In the process of this, we are conditioning our youth and the less educated among us to passively accept some things while violently denouncing others, despite the similarities between them that become immediately apparent with even the slightest study. We are teaching the most impressionable members of our society that “this is the most horrible thing on the planet, but this really isn’t that big of a deal” and completely ignoring recent history by doing so.
And you know what they say about those who ignore history.
We have current, real-time examples of the horrors of socialism in places like Venezuela and North Korea, just to name two. One only needs to do about ten minutes of internet searches on both of those places to grasp the levels of evil being enacted on the citizens by their own governments.
Venezuela, specifically, offers a prime example for any out there who believe I am overstating my case with the theme of this article.
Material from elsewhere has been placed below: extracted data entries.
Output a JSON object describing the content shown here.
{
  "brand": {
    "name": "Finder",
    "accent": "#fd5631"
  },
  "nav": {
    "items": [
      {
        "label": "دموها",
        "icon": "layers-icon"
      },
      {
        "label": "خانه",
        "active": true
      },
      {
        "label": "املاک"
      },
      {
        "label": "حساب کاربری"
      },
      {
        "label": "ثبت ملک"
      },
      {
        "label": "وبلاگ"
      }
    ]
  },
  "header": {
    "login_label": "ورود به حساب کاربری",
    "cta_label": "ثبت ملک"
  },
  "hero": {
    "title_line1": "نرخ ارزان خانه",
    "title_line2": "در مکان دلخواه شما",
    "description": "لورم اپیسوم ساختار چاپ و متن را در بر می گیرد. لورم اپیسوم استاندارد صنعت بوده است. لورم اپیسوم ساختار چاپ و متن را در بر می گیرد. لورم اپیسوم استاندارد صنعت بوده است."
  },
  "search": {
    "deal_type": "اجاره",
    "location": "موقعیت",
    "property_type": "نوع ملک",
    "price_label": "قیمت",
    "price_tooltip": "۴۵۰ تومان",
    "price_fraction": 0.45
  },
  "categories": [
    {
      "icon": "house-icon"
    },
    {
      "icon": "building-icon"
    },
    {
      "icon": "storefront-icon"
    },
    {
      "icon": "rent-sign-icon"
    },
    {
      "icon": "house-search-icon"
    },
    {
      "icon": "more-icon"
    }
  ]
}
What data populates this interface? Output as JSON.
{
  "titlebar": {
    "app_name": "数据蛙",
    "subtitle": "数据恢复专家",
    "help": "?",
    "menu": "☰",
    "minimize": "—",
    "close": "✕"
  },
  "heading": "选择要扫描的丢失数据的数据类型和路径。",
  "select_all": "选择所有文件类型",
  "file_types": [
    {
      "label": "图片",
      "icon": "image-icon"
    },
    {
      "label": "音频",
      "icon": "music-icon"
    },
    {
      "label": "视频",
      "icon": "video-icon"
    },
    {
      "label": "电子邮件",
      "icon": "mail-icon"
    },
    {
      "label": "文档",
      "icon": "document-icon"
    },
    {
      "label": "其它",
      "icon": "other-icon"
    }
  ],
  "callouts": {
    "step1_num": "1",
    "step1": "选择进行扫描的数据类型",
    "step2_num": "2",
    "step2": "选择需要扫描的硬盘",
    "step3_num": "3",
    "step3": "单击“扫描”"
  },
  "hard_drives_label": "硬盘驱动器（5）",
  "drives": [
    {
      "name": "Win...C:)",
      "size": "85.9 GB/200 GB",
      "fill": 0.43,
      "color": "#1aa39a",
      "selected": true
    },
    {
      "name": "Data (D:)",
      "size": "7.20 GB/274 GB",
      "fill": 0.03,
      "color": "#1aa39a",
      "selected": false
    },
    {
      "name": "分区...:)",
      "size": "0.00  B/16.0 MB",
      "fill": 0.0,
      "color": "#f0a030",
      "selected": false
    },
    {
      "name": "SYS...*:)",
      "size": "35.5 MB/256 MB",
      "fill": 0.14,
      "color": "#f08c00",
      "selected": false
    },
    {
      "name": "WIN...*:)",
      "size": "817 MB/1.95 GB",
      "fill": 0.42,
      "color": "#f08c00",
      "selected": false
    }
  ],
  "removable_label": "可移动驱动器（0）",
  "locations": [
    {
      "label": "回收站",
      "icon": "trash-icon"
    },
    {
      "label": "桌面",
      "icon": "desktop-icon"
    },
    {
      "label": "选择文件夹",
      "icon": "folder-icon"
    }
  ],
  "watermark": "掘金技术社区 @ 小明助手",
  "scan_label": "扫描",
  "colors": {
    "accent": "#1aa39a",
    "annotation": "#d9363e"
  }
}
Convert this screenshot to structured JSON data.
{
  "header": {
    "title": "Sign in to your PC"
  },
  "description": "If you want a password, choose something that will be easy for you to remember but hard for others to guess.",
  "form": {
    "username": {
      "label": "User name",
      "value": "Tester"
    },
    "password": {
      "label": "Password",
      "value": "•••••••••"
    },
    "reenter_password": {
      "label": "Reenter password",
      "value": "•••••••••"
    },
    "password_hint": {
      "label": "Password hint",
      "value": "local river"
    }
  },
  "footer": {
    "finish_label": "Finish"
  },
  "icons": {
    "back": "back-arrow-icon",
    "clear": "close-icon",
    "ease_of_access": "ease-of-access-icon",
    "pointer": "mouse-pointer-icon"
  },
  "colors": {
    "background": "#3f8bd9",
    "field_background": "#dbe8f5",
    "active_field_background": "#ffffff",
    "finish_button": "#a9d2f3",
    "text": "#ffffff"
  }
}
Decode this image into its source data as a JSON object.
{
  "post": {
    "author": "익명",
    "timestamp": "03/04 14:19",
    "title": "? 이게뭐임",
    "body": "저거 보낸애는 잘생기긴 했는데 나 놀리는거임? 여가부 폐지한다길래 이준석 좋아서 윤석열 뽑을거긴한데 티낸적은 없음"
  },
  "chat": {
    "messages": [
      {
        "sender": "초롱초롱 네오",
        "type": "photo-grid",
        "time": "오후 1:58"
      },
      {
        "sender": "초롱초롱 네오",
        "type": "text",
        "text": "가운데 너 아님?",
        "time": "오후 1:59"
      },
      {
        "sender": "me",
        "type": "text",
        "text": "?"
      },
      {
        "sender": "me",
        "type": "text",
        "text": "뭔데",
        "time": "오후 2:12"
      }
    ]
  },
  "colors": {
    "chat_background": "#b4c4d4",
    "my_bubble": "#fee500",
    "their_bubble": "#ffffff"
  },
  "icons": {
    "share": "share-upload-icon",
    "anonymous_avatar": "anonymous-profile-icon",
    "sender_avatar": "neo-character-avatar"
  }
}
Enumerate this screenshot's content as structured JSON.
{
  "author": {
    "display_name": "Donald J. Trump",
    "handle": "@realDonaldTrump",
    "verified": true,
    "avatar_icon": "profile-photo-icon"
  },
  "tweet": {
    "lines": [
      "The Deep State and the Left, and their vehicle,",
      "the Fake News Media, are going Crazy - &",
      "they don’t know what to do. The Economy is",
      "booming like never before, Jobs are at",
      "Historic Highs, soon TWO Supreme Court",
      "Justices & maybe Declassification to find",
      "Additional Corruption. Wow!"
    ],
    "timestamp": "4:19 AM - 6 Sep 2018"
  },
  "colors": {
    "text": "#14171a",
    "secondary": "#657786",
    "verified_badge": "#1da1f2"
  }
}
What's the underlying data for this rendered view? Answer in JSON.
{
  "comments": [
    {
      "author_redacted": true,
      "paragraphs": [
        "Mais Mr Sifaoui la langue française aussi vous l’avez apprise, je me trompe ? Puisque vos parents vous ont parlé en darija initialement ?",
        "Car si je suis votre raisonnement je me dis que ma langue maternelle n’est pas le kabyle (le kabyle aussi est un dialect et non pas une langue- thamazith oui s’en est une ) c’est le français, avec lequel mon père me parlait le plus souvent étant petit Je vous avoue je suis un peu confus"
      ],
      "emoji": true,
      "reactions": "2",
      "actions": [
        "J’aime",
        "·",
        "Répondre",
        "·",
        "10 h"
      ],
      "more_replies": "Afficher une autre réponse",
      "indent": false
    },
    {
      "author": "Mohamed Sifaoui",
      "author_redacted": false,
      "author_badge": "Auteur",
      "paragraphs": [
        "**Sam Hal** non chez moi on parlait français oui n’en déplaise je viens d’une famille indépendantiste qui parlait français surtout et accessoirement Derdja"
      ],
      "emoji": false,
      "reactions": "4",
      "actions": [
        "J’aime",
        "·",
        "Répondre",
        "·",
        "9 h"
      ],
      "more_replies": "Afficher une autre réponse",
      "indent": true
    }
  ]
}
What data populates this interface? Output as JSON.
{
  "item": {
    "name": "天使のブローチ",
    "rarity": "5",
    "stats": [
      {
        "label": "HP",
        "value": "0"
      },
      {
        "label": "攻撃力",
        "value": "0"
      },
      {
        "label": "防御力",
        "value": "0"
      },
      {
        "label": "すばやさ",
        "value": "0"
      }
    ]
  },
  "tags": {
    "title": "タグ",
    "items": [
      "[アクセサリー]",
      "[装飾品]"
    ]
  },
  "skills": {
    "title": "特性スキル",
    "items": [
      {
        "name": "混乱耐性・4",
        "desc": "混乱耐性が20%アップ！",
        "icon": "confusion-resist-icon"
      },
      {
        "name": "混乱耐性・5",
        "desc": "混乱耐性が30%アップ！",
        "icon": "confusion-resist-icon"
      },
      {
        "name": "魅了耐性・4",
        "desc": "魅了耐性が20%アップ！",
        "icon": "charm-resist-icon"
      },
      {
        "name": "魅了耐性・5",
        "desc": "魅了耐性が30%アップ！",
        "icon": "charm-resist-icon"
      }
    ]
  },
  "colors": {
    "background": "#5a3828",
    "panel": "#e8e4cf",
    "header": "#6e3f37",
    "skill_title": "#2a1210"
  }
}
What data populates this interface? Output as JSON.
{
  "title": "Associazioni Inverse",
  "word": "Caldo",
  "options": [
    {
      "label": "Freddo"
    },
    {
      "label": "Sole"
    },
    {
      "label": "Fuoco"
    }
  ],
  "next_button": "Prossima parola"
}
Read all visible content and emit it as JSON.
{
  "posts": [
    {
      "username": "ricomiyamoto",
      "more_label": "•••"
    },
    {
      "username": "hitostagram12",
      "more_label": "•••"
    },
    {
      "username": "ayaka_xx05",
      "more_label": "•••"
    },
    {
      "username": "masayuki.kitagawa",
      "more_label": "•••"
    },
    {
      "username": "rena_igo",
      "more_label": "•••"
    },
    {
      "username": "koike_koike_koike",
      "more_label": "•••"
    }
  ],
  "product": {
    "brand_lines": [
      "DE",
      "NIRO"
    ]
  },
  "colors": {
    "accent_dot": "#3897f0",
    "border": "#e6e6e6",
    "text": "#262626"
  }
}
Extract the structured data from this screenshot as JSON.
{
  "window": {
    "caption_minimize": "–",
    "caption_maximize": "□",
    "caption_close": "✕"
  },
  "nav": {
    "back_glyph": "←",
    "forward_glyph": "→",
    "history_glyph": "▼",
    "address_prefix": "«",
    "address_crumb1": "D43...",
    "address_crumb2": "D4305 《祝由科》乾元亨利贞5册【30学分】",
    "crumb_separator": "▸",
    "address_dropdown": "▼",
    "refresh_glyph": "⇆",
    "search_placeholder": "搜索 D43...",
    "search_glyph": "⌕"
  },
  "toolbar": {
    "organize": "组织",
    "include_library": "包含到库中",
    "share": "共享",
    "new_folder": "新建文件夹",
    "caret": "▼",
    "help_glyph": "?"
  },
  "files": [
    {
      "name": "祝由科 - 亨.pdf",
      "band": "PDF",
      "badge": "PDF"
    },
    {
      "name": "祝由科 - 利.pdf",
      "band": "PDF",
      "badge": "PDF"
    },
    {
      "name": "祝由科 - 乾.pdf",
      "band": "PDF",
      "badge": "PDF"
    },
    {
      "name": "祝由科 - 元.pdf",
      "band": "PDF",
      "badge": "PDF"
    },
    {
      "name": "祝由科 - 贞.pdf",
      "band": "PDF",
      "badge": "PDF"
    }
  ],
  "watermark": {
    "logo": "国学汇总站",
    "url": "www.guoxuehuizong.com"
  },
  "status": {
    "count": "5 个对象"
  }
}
As recently as 2011, Bernie Sanders was championing the South American country as being closer to “the American dream” than America herself. In 2013, some of Bernie’s top people were heralding Venezuela as nothing short of miraculous.
Now just imagine for a moment what the collective reaction would be if any of these people had “fascism” in their preferred ideology or if the dictators they praised were referred to as Nazis rather than socialists, communists, or Marxists. Would they still field a presidential candidate that nearly got a major party nomination?
Again, at no point here am I excusing fascism or Nazis, nor am I making apology for them. They subscribe to a disgusting and twisted view of humanity that has resulted in tremendous bloodshed—and, sadly, probably will again.
The intent, rather, is to broaden the spotlight of outrage. It makes little sense for our public square to be awash with animosity for one dangerous ideology but not another.
I fully realize that hypocrisy is a normal part of our lives, but that doesn’t mean it should be accepted. In this instance, especially, it should be combatted at every turn.